Most enlightened physicians recognize that marijuana has some medicinal benefit
and that there is no evidence of harmful side effects other than the obvious...inhaling
hot smoke. Most agree that the single most devastating side effect of recreational
marijuana use is that it remains illegal and you may be arrested for it.
Having said that, your doctor may feel differently. If your doctor makes a decision
that you shouldn't be smoking, he or she has the right to ask you to stop. Few people
will try to help you with that sort of problem as the doctor is the
clinical authority and makes those decisions.
Most mental health providers will ask that you refrain from all recreational
substance use. If you are diagnosed with any mental health problems, your doctor
will want your head to be as clear as possible during treatment. You should comply.
Doctors who treat your chronic pain with narcotics may also tell you to lay off the
recreational marijuana. They want to be able to judge the effects of the
treatments they offer you without any other substances interfering.
Orthopedic doctors today are often refusing such surgery as hip and knee replacement
unless the patient gives up tobacco and marijuana. They believe that smoking
anything will displace vital oxygen and interfere with the critical healing process.

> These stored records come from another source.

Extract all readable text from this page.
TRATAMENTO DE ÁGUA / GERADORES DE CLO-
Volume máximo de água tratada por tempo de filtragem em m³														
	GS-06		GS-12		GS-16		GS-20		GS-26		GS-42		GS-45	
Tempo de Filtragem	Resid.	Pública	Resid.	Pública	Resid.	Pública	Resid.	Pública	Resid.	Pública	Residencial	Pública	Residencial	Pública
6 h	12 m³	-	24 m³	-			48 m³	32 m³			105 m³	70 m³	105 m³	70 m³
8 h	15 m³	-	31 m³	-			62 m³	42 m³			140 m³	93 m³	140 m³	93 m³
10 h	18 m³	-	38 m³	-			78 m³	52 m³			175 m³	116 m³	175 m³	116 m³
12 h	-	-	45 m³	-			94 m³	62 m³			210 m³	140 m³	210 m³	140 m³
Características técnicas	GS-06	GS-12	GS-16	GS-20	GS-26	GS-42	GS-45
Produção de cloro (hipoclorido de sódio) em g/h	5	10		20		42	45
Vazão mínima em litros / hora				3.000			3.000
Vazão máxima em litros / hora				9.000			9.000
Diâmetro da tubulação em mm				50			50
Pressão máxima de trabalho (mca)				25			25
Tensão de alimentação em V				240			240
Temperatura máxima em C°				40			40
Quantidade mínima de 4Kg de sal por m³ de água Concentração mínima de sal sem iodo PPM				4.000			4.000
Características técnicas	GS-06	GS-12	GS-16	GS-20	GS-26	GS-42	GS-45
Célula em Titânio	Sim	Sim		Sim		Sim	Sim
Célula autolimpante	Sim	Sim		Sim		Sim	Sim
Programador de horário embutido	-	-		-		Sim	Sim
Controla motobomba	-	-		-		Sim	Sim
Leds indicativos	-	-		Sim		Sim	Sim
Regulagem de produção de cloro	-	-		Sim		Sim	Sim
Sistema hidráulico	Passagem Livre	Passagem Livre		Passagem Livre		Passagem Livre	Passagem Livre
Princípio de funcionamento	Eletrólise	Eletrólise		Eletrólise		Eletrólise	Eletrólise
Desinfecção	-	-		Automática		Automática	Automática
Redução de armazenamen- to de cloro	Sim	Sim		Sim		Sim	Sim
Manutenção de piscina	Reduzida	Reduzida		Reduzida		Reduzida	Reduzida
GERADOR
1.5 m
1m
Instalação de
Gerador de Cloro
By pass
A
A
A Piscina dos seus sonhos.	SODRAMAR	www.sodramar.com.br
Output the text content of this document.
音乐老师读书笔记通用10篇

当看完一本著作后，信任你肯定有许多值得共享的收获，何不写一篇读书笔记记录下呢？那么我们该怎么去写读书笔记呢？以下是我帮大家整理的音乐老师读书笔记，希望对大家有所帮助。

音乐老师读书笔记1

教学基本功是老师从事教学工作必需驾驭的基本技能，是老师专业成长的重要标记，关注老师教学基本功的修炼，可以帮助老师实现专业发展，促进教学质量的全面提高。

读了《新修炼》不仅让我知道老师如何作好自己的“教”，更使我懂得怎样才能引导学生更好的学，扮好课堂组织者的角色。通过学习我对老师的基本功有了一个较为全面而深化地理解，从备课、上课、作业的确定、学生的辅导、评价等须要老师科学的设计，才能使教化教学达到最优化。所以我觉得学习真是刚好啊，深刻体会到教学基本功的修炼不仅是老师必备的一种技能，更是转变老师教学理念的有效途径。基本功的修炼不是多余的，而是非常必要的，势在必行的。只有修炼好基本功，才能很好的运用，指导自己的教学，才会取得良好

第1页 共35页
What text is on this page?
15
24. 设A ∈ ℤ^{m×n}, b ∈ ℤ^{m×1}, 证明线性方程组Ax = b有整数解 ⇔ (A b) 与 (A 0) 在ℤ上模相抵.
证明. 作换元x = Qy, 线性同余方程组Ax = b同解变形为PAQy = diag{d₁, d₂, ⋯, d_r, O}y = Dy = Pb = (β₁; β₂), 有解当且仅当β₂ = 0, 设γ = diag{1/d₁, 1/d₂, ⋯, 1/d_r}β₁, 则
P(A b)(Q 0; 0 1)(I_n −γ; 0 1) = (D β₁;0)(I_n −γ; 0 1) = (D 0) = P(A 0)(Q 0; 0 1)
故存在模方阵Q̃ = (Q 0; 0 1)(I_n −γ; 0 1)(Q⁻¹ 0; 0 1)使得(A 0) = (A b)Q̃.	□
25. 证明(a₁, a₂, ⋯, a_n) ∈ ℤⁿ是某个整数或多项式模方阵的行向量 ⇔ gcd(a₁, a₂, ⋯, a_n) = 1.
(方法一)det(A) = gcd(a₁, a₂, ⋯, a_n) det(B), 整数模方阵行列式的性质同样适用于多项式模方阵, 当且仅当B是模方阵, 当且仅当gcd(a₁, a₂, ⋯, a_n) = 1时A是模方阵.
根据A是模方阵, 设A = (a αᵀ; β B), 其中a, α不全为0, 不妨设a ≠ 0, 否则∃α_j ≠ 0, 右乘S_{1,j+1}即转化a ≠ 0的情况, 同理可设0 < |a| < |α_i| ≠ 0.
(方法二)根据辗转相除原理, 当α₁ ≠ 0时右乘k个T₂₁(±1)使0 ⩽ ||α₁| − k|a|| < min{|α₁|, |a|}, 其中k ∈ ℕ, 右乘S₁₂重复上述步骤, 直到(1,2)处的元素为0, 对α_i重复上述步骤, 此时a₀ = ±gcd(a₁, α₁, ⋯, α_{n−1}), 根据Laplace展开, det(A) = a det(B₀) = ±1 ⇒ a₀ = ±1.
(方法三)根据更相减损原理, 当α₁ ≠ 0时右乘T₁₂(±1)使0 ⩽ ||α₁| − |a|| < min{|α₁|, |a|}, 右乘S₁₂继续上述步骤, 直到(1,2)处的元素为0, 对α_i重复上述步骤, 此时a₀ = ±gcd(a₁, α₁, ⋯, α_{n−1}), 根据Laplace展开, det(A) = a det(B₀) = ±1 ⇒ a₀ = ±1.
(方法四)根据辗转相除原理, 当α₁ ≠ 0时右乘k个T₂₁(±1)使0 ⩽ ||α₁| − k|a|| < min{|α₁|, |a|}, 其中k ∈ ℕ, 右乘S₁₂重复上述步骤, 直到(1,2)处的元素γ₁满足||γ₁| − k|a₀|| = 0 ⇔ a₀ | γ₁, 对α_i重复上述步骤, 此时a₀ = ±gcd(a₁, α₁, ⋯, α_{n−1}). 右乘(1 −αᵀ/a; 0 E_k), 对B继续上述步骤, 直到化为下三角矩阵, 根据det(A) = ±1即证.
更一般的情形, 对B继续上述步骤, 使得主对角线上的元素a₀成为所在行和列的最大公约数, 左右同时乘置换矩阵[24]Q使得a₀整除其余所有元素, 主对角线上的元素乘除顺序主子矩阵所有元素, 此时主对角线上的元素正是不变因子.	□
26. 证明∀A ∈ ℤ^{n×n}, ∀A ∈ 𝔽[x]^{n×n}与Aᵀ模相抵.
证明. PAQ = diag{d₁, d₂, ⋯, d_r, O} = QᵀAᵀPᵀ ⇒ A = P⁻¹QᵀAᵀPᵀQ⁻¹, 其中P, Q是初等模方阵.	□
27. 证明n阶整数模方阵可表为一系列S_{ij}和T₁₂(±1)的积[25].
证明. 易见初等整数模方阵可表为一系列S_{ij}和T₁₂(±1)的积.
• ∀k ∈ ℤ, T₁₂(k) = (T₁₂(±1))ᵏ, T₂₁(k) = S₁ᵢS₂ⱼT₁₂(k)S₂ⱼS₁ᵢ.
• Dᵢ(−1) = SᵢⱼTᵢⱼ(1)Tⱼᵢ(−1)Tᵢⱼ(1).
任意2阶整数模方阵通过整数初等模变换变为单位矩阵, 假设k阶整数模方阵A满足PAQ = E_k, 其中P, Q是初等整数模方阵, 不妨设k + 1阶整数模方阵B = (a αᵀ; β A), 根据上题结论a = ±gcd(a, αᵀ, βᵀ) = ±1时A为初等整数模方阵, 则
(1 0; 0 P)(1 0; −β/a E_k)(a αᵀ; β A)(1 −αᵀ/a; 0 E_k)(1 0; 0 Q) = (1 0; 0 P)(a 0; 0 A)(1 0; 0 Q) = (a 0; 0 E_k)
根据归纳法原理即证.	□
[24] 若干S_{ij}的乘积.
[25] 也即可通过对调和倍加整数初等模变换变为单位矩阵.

Doctors who do transplants like kidneys or other organs also frequently tell the
patient to quit smoking marijuana. This is as much a matter of discipline as anything else.
They know that if you refuse to follow their orders, you may not do as well with your
transplant and they can offer the organ to another patient who will be more compliant.
Although society is undergoing some positive changes in how we view
recreational substance use, marijuana remains an illegal drug. Federal laws
are strict and in some states, even a small amount can earn you jail time.
You do not have any "rights" to smoke pot. If you're smart, and you want to
keep your health care provider happy, you'll pay close attention to what the provider tells you.